Una exigencia desmedida sobre el menor afecta negativamente en el desarrollo de su personalidad y autonomía. Además, esta dinámica limita la confianza y la comunicación entre padres e hijos, dificultando que estos se sientan escuchados, comprendidos y protegidos

Encontrar el equilibrio adecuado entre la permisividad y la exigencia se convierte en un auténtico desafío en la crianza, pues implica combinar el amor y la comprensión con la firmeza y el establecimiento de los límites necesarios para un desarrollo adecuado. Si la balanza se inclina hacia la exigencia excesiva, el niño crecerá con muchos miedos e inseguridades y mostrará muchas dificultades para desarrollar correctamente su autonomía. Una presión desmedida que afectará negativamente en el desarrollo de su personalidad y en la forma en la que tome decisiones.

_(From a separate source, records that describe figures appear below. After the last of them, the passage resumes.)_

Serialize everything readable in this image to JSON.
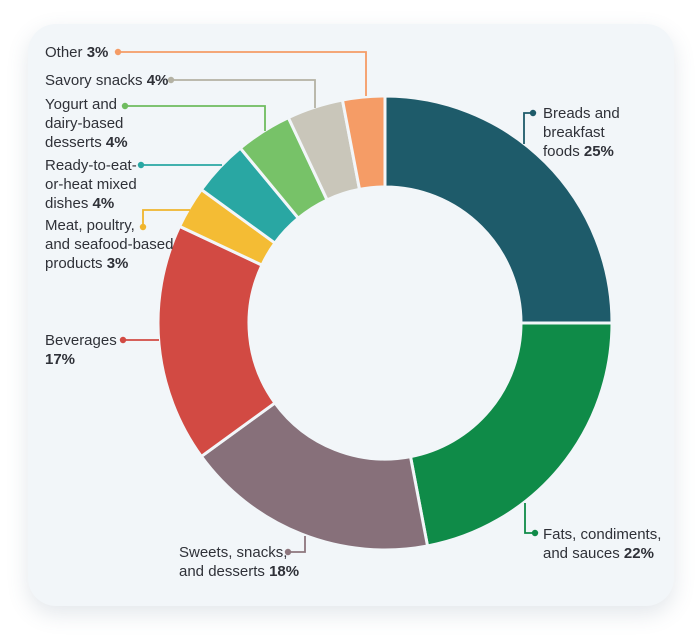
{
  "chart_data": {
    "type": "pie",
    "subtype": "donut",
    "title": "",
    "unit": "%",
    "legend_position": "callout-labels",
    "categories": [
      "Breads and breakfast foods",
      "Fats, condiments, and sauces",
      "Sweets, snacks, and desserts",
      "Beverages",
      "Meat, poultry, and seafood-based products",
      "Ready-to-eat-or-heat mixed dishes",
      "Yogurt and dairy-based desserts",
      "Savory snacks",
      "Other"
    ],
    "values": [
      25,
      22,
      18,
      17,
      3,
      4,
      4,
      4,
      3
    ],
    "slices": [
      {
        "id": "breads",
        "lines": [
          "Breads and",
          "breakfast",
          "foods 25%"
        ],
        "pct": "25%",
        "value": 25,
        "color": "#1e5b6a",
        "line_color": "#1e5b6a"
      },
      {
        "id": "fats",
        "lines": [
          "Fats, condiments,",
          "and sauces 22%"
        ],
        "pct": "22%",
        "value": 22,
        "color": "#0f8b48",
        "line_color": "#0f8b48"
      },
      {
        "id": "sweets",
        "lines": [
          "Sweets, snacks,",
          "and desserts 18%"
        ],
        "pct": "18%",
        "value": 18,
        "color": "#87707a",
        "line_color": "#8d767d"
      },
      {
        "id": "beverages",
        "lines": [
          "Beverages",
          "17%"
        ],
        "pct": "17%",
        "value": 17,
        "color": "#d24a43",
        "line_color": "#d24a43"
      },
      {
        "id": "meat",
        "lines": [
          "Meat, poultry,",
          "and seafood-based",
          "products 3%"
        ],
        "pct": "3%",
        "value": 3,
        "color": "#f4bc34",
        "line_color": "#f0b52d"
      },
      {
        "id": "ready",
        "lines": [
          "Ready-to-eat-",
          "or-heat mixed",
          "dishes 4%"
        ],
        "pct": "4%",
        "value": 4,
        "color": "#29a7a3",
        "line_color": "#29a7a3"
      },
      {
        "id": "yogurt",
        "lines": [
          "Yogurt and",
          "dairy-based",
          "desserts 4%"
        ],
        "pct": "4%",
        "value": 4,
        "color": "#77c268",
        "line_color": "#6fbc5f"
      },
      {
        "id": "savory",
        "lines": [
          "Savory snacks 4%"
        ],
        "pct": "4%",
        "value": 4,
        "color": "#c9c6ba",
        "line_color": "#b4b2a4"
      },
      {
        "id": "other",
        "lines": [
          "Other 3%"
        ],
        "pct": "3%",
        "value": 3,
        "color": "#f59c66",
        "line_color": "#f59c66"
      }
    ]
  },
  "colors": {
    "card_bg": "#f2f6f9",
    "page_bg": "#ffffff",
    "text": "#2f3138"
  }
}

¡Un ocho no es suficiente! ¡Tienes que esforzarte mucho más! ¡Debes ser el mejor de tu equipo! ¡No puedes equivocarte tantas veces cuando tocas el violín! Estas frases son solo algunos ejemplos que reflejan un estilo educativo donde la exigencia puede llegar a debilitar la autoestima de un menor, transformar el aprendizaje en una fuente de ansiedad, convertir el error en un fracaso y hacer que el valor personal dependa del rendimiento. Es un acompañamiento que presiona, castiga el fallo, desconecta al niño del deseo de mejorar y disfrutar del aprendizaje. Que rompe el vínculo de seguridad con la figura adulta e invisibiliza los logros y avances, por centrarse solo en lo que falta.